Protection of employees is therefore essential, in order to limit the drifts that may affect their health.

In this context, France decided to take a step forward in the “right to disconnect” subject matter.

The progress, although modest, appears in Article 55 of the labor Act of 8 August 2016 also known as the “El Khomri law”.

Following a second reform of the French Labor Code which came into force in autumn 2017, provisions regarding employees’ right to disconnect are now included in Article L.2242-17 7° of the French Labor Code.

According to these provisions, which only concern companies employing more than fifty employees, an annual negotiation meeting must be held between the employer and the employees’ representatives in order to discuss about the “modalities and conditions under which the employee may exercise his right to disconnect and the establishment of regulations regarding the use of professional  digital tools, in order to ensure the respect of rest periods as well as the employee’s personal and family life“.

In the absence of such agreement between the staff representatives and the employer, the latter should draw up a charter defining the “modalities for the exercise of the right to disconnect“.

This charter shall also laid down governing rules in order to ensure “a reasonable use of digital tools“.

The intention of the French legislator is to give to both employers and employees’ representatives some flexibility, taking into account the disparities that may affect employees using digital tools.

Despite its modest provisions, France remains ahead of the Grand Duchy of Luxembourg in the “right to disconnect” subject matter, where this topic is only covered indirectly.

The collective agreement on teleworking legal framework indirectly evokes the need to regulate the availability of the teleworker using digital technologies.

Furthermore, one should also consider the general rules on the limitation of working hours set out in Articles L.211-1 and following of the Labor Code.

The employee of a company of at least fifteen workers[1] may also discuss with the personnel representative in charge of safety and health[2] and mention his hyper-digital solicitation.

In smaller companies, the employee overexposed to professional solicitations could in the first place remind his employer about his obligation “to ensure the safety and health of employees in all aspects related to work[3] in order to try to find a solution.

So far, no Luxembourgish jurisdiction has been seized on any digital overexposure situation.

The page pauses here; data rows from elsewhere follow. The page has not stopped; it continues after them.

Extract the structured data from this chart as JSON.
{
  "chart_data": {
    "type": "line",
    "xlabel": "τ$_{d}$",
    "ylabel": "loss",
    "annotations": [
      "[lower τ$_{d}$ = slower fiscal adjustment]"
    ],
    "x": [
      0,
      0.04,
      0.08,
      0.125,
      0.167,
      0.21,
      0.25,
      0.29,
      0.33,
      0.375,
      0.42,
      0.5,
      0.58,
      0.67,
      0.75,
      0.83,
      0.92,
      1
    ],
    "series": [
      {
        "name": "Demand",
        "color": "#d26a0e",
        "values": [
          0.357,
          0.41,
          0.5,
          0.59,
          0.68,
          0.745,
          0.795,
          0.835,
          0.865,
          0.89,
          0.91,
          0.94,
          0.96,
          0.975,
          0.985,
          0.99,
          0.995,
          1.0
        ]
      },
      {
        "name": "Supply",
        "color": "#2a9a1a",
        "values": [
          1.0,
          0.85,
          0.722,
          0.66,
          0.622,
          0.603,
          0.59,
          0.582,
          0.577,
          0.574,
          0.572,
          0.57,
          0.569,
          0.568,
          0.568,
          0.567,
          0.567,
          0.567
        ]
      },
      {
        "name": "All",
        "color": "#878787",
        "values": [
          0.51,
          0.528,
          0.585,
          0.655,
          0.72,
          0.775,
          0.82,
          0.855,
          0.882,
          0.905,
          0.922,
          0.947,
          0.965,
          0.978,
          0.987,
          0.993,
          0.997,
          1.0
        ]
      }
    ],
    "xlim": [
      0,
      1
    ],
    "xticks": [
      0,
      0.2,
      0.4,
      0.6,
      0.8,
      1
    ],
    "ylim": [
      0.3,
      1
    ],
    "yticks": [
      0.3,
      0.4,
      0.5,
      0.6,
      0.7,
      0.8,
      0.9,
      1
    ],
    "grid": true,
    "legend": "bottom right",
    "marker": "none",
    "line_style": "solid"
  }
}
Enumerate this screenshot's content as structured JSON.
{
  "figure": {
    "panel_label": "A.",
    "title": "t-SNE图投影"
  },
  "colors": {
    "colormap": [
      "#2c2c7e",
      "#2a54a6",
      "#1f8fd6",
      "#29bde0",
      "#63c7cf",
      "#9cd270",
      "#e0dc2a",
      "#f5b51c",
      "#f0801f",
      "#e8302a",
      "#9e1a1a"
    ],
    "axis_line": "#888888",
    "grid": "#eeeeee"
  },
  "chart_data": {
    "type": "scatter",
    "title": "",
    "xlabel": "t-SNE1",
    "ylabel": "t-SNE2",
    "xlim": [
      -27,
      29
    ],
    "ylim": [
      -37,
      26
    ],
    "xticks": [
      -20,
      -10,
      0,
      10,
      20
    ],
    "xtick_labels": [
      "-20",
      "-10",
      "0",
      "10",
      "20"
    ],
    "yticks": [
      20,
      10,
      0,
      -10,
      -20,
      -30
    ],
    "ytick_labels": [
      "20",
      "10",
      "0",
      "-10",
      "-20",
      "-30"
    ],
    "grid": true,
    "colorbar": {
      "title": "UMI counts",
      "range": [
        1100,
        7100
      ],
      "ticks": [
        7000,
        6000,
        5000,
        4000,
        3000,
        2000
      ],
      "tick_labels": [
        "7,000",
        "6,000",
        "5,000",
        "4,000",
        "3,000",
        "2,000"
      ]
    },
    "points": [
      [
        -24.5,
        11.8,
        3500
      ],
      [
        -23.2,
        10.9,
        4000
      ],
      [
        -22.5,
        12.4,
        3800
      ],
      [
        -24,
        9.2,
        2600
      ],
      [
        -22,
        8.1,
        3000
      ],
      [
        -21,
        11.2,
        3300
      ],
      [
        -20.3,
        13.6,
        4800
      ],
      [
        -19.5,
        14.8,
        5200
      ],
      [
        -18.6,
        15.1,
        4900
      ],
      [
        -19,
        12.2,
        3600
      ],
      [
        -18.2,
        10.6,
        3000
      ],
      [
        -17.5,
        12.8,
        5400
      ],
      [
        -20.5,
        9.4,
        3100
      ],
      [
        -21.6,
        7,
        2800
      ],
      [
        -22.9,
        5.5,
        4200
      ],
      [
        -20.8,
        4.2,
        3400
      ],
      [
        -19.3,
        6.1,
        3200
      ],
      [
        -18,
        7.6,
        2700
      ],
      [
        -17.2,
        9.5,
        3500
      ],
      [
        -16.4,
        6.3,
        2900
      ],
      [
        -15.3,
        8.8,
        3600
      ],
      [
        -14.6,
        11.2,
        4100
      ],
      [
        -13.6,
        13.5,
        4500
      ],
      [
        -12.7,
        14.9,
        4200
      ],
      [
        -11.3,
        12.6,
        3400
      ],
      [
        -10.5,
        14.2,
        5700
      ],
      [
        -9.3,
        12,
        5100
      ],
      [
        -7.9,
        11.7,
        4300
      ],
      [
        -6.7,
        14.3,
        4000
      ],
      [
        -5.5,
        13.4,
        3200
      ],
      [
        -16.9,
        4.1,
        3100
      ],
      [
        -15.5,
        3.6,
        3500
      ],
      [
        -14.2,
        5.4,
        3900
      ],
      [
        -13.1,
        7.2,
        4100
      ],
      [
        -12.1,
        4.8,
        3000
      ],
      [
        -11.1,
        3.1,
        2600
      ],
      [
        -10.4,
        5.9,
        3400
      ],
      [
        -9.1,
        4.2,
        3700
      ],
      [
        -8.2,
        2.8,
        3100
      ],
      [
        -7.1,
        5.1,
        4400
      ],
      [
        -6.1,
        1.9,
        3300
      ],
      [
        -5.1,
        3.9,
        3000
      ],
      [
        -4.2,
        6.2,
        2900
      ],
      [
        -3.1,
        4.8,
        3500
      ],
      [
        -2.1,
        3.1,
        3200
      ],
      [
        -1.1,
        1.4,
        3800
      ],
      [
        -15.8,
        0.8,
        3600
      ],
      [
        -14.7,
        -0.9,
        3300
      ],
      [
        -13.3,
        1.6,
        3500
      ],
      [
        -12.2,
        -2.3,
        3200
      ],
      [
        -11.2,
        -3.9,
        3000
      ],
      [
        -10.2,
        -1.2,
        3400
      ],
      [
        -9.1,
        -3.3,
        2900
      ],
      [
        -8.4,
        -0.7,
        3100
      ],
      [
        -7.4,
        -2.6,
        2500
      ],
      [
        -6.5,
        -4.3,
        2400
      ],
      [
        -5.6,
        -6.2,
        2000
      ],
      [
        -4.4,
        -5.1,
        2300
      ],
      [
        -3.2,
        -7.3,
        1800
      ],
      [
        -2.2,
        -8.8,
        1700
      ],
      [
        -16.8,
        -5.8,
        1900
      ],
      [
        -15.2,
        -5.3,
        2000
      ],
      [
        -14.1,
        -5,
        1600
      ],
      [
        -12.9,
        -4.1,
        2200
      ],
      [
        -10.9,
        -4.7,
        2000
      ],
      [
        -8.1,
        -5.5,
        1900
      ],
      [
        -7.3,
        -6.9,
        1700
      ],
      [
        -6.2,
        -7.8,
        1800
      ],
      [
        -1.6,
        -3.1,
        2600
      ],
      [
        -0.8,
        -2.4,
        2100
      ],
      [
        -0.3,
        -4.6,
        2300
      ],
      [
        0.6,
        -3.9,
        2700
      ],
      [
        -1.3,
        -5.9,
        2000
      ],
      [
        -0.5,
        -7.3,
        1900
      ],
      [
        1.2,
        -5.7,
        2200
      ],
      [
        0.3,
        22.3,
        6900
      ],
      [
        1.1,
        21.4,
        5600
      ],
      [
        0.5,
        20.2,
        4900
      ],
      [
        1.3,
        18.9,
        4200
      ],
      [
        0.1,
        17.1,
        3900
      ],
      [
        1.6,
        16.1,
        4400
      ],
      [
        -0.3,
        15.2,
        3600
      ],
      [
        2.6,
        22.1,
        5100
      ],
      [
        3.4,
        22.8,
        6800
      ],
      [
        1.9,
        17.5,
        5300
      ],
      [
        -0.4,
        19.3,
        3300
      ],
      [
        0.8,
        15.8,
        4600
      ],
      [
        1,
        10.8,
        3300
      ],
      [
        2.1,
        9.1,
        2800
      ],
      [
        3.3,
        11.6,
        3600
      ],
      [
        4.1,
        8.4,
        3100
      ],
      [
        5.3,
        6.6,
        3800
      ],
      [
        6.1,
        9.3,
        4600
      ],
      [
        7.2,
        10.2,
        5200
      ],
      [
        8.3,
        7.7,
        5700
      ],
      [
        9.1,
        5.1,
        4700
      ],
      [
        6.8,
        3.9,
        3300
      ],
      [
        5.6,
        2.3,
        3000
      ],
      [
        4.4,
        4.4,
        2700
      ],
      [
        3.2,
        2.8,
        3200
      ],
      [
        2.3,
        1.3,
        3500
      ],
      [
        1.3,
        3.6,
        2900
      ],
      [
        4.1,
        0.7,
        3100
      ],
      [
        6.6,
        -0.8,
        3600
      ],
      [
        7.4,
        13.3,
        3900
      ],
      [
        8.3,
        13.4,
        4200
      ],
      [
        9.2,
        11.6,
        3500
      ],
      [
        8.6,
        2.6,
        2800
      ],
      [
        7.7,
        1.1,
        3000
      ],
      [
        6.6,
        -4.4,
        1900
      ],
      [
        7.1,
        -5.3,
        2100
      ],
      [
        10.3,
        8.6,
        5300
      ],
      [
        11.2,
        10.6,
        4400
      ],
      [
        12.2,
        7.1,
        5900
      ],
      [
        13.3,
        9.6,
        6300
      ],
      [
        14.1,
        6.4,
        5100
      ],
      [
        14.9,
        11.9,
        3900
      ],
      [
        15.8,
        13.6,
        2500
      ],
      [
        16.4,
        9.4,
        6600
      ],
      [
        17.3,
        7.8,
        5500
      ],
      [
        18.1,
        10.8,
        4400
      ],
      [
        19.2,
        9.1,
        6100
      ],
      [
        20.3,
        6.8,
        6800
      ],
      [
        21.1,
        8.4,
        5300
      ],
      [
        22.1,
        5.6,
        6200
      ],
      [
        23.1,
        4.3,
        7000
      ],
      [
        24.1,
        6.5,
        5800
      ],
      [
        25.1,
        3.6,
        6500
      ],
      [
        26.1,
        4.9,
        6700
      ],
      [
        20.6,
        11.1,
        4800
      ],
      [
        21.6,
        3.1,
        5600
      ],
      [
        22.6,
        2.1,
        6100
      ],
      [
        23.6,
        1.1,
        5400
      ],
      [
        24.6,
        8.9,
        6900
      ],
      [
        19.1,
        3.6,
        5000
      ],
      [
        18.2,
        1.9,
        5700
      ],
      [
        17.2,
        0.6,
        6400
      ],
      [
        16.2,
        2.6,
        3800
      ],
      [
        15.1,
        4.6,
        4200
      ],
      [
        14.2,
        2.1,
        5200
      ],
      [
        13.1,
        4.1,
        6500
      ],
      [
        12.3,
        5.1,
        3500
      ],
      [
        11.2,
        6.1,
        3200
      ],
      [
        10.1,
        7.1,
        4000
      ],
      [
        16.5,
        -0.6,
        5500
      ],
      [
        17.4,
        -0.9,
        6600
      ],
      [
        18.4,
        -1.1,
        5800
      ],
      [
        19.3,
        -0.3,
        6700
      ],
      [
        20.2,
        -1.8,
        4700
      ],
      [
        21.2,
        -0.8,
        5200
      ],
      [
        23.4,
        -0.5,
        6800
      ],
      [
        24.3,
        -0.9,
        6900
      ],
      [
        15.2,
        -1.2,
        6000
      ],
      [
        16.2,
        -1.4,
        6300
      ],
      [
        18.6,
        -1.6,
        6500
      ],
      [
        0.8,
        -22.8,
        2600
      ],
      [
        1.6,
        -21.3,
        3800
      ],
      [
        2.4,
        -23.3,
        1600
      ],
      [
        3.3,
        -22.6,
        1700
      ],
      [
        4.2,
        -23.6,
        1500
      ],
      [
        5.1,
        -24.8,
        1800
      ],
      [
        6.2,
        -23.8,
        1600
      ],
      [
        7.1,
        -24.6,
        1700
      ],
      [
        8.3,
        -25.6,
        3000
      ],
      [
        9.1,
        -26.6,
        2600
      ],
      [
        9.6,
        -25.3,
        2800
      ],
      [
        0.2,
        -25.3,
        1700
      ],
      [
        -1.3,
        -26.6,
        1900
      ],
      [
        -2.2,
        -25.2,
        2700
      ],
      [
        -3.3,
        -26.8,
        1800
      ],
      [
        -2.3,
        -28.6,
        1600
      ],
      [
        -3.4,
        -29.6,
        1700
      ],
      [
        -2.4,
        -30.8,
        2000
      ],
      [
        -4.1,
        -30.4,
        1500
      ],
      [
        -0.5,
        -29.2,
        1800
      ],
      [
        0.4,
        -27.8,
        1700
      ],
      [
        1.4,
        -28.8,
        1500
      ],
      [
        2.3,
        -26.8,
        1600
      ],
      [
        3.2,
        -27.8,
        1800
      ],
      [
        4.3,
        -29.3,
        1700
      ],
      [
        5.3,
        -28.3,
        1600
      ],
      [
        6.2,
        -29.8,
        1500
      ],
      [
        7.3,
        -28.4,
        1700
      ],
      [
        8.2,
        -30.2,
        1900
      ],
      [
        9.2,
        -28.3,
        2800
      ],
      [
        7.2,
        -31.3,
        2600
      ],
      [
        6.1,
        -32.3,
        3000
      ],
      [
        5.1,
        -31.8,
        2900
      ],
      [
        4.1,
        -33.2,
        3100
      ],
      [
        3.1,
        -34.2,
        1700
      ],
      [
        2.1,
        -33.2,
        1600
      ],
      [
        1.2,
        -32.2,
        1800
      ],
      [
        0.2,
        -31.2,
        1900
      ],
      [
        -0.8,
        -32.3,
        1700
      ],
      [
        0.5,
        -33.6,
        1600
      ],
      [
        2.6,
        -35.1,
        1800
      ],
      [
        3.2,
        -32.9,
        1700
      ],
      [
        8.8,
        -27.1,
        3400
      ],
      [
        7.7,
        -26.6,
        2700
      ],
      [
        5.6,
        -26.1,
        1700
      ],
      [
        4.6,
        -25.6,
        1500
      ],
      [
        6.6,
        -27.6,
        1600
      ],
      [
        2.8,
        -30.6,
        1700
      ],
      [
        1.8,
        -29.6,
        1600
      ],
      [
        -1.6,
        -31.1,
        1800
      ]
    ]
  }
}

Given the stake and the serious consequences that over-solicitation at work may cause to the employees, a provision regarding that matter with concrete elements to prevent abuses would be relevant.

In this context, a Luxembourg trade union recently sent a letter to the Minister of Labor in order to implement a concrete “right to disconnect” in the Labor Code.

Let’s see how the whole situation will evolve and if the Minister of Labor, Mister Nicolas SCHMIT, will be receptive to this subject matter.

 


[1] Article L. 411-1 (1) of the Labor Code.

[2] Article L. 411-14 of the Labor Code.

[3] Article L. 312-1 of the Labor Code.